PC Magazine has succumbed to the death of print. The venerable magazine, which I relied upon for decades as the best source of information and tips on personal computing, will cease print publication in January 2009.
The magazine claims it will hang in there as an emailed publication, but I hate trying to read a magazine on a computer monitor. So I certainly won’t renew my subscription to the “Digital Edition” when it finally runs out. I don’t expect that version to survive for long anyway. Parent company Ziff Davis went bankrupt back in March and I expect it will pare back to just the free pcmag.com site.
This is hardly the first computer magazine I’ve subscribed to that has folded. The list includes PC Computing, The Color Computer Magazine, and Byte. At its peak in the 1980s and early 1990s PC Magazine was a 400-600 page tome that arrived in my mailbox every other week, chock full of wonderfully detailed and extensive reviews. Its superb columnists Jim Seymour, John C. Dvorak, and Bill Machrone were almost as entertaining as Byte’s own Jerry Pournelle. Seymour died years ago, but Machrone still does some freelancing and Dvorak’s columns graced PC Magazine until the end, with John also serving as a valued regular on Leo Laporte’s This Week in Tech podcast. Having recently beaten a brain tumor, good old Jerry Pournelle is still hanging in there with his online edition of Chaos Manor.

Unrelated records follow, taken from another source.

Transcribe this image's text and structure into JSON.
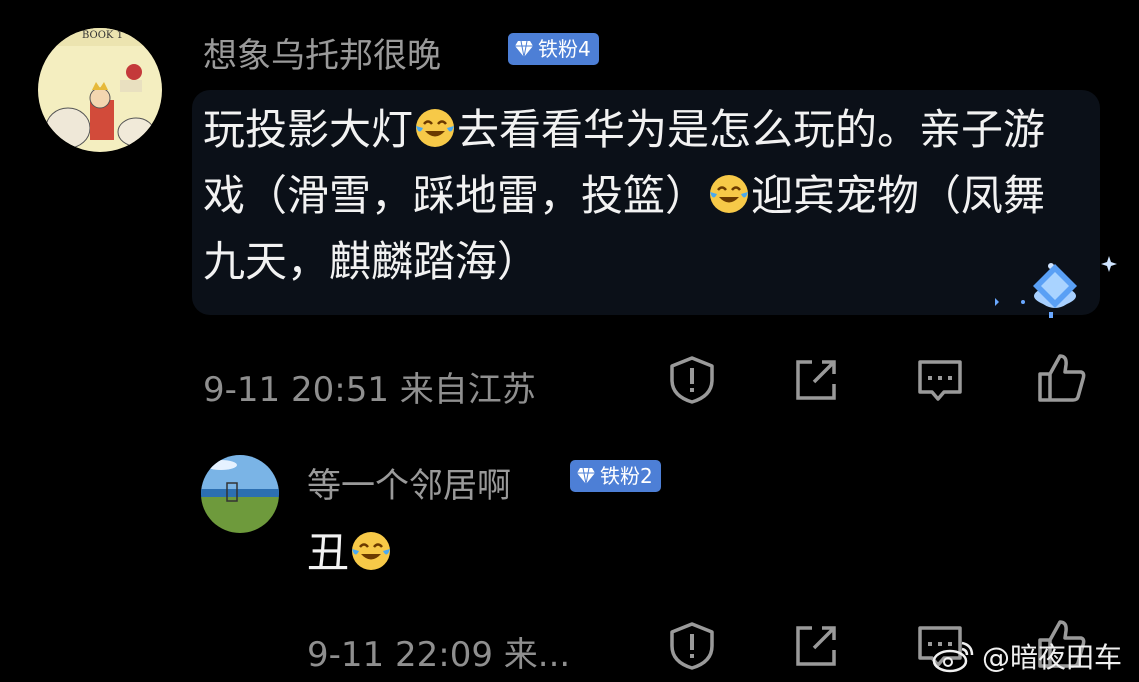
{
  "comment": {
    "username": "想象乌托邦很晚",
    "badge": "铁粉4",
    "text_parts": [
      "玩投影大灯",
      "去看看华为是怎么玩的。亲子游戏（滑雪，踩地雷，投篮）",
      "迎宾宠物（凤舞九天，麒麟踏海）"
    ],
    "emoji": "laugh-cry-emoji",
    "meta": "9-11 20:51 来自江苏"
  },
  "reply": {
    "username": "等一个邻居啊",
    "badge": "铁粉2",
    "text": "丑",
    "emoji": "laugh-cry-emoji",
    "meta": "9-11 22:09 来..."
  },
  "actions": [
    "report-icon",
    "share-icon",
    "comment-icon",
    "like-icon"
  ],
  "watermark": "@暗夜田车",
  "colors": {
    "background": "#000000",
    "badge": "#4d7fd6",
    "username": "#9a9a9a",
    "meta": "#8f8f8f",
    "bubble": "#0b1018"
  }
}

But the magazine format seems doomed, with websites and podcasts taking their place. For computers, superb online resources like cnet.com provide great reviews and add value with their entertaining and informative video clips and podcasts like Buzz Out Loud. Even the grand old weekly Time magazine of mainstream news, which I’ve taken for twenty years, is now incredibly slim and only occasionally rises to the occasion with a good piece of reporting featuring an in-depth investigation or analysis. I doubt I’ll renew it.
Instead I’ll use my Kindle, iPhone, and netbook to access web-based information on the go, looking forward to a convergence device that is the size of the Kindle but has a full-color high-resolution electronic ink touchscreen display and WiFi/3G/EVDO networking. The death of print won’t mean the death of text.